Produce More and Perform Well
Your emotional intelligence determines the productivity and performance of you and your team. IQ only accounts for 20 percent to 25 percent of growing a business. The rest has to do with EQ. Here's a secret: If you want to make more money, learn how to get work done through others. The problem is that other people have emotions, and sometimes negative emotions stops us from attaining our goals. For example, a father who does not develop and practice EQ with his teen daughter will have difficulty inspiring her to get work done in the family business if she feels alienated or undervalued. She may suffer through his leadership to get a paycheck or pay for college. That father can make a different choice and win her heart and mind, and in the process get better results. That's the difference that developing EQ makes.
Building a business is stressful.

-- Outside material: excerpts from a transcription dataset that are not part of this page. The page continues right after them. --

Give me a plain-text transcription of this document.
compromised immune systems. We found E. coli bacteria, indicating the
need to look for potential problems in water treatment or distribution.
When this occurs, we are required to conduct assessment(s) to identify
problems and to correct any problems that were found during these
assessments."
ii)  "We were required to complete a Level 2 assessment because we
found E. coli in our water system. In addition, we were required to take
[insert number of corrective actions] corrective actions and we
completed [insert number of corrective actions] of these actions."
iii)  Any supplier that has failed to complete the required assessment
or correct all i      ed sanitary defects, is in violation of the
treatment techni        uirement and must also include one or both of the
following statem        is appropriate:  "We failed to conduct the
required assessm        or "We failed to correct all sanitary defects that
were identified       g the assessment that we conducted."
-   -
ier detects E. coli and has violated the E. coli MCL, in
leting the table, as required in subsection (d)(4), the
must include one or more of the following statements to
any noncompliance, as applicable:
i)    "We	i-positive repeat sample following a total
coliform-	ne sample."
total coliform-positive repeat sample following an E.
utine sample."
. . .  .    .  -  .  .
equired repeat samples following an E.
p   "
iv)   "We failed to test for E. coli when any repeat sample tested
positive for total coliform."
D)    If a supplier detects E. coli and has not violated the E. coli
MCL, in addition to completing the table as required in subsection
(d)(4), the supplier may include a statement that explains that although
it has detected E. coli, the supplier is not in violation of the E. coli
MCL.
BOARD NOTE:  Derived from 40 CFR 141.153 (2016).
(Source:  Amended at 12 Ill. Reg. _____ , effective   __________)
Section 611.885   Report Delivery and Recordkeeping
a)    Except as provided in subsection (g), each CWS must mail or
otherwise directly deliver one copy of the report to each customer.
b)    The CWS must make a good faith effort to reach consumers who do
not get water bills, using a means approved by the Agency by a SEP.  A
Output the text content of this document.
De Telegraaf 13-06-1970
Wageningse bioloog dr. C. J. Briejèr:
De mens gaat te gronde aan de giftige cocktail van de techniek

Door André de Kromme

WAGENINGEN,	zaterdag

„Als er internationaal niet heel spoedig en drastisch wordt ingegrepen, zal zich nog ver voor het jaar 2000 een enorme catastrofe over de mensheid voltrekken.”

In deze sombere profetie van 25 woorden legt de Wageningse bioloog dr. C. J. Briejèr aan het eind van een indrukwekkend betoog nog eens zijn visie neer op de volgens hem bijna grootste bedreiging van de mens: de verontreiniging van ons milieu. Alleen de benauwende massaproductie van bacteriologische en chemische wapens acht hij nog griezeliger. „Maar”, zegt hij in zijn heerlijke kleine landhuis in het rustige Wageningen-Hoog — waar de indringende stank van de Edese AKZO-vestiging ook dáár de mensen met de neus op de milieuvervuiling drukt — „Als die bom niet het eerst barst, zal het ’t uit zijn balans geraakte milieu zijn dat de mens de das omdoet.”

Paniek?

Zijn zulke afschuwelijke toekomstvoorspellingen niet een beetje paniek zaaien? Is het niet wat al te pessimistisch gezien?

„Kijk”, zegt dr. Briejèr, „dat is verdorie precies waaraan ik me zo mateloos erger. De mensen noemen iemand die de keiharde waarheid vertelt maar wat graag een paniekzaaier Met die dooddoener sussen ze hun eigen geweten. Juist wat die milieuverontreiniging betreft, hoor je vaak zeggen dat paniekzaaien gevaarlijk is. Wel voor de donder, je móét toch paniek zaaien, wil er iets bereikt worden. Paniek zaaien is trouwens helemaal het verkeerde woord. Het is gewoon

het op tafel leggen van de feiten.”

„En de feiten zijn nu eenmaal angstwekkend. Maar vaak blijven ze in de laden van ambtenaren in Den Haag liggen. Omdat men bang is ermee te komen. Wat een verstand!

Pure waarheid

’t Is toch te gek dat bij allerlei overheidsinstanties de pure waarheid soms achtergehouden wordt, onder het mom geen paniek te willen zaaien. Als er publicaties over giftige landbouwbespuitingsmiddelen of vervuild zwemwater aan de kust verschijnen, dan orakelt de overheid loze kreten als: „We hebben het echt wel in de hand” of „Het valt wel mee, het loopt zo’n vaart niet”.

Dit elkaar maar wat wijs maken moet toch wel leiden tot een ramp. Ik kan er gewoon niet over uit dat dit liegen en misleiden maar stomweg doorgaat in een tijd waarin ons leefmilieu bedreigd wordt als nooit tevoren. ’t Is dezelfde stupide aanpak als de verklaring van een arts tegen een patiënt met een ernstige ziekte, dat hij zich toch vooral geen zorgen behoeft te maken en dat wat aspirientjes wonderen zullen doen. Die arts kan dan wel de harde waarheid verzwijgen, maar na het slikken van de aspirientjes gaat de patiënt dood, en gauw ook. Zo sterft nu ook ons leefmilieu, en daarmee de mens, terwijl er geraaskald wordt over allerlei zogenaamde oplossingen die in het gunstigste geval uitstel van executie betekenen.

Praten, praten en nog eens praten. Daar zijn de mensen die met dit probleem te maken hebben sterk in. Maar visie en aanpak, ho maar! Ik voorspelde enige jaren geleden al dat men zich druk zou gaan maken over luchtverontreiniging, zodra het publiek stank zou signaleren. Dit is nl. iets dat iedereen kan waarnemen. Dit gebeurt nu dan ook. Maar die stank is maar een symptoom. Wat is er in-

Building a business with family can be even more stressful. Not knowing how to recognize and reduce stress in yourself and in your relationships can lead to disaster. For example, many moms experience stress when the responsibilities of business and family clash. You may find yourself making the choice between meeting deadlines and delaying social activities that are meaningful to your family. In some cases, you may feel pressured to prioritize a business deal, a media appearance, traveling, and meeting with a client to sign a purchase agreement or close a product sale over spending time with your spouse or children. Learning how to manage multiple projects, meet deadlines and achieve objectives and in the process reduce stress, is key to developing emotional intelligence.
Form Constructive Beliefs
Your beliefs are driving your emotions. Some beliefs are destructive and the result is a struggling or bankrupt family business. What's one belief that's holding your family back from being more and doing more? For example, do you believe that only wealthy families can succeed in family business? If you believe that to be true, then that belief will drive emotions rooted in doubt and disbelief. The result will be second guessing yourself everyday when making decisions, or not taking risks that can take your family and business to the next level. Recognizing that belief as destructive, you should change it to a constructive belief. You can choose to believe that all families, no matter what the current circumstances, can and do build successful businesses that last for generations to come. Take note of your destructive beliefs and find examples of families who defy them.
Your family and non-family members will help you build a better business if you motivate them to do so. As a leader, it's your responsibility to do what's in your power to motivate your people. By doing so, you inspire a higher level of emotional intelligence. You are not responsible for making people take charge of their lives, but you should give them a reason to act. What's the motivation for your family and others to support you in your business? Some families thrive on knowing that they are uplifting others out of poverty. Some families rally behind the hope that a new business will advance their family from middle class to rich. Some families are motivated by the opportunities to create or innovate. What's your motivation? Who shares your motivation?
You could decide to ignore emotional intelligence and overemphasize the technical skills required to run your business. Many leaders do this daily, and lose good people in the process. Don't think that you will garner loyalty simply because you're related by blood. You'll keep your family engaged in family business when you lead with emotional intelligence.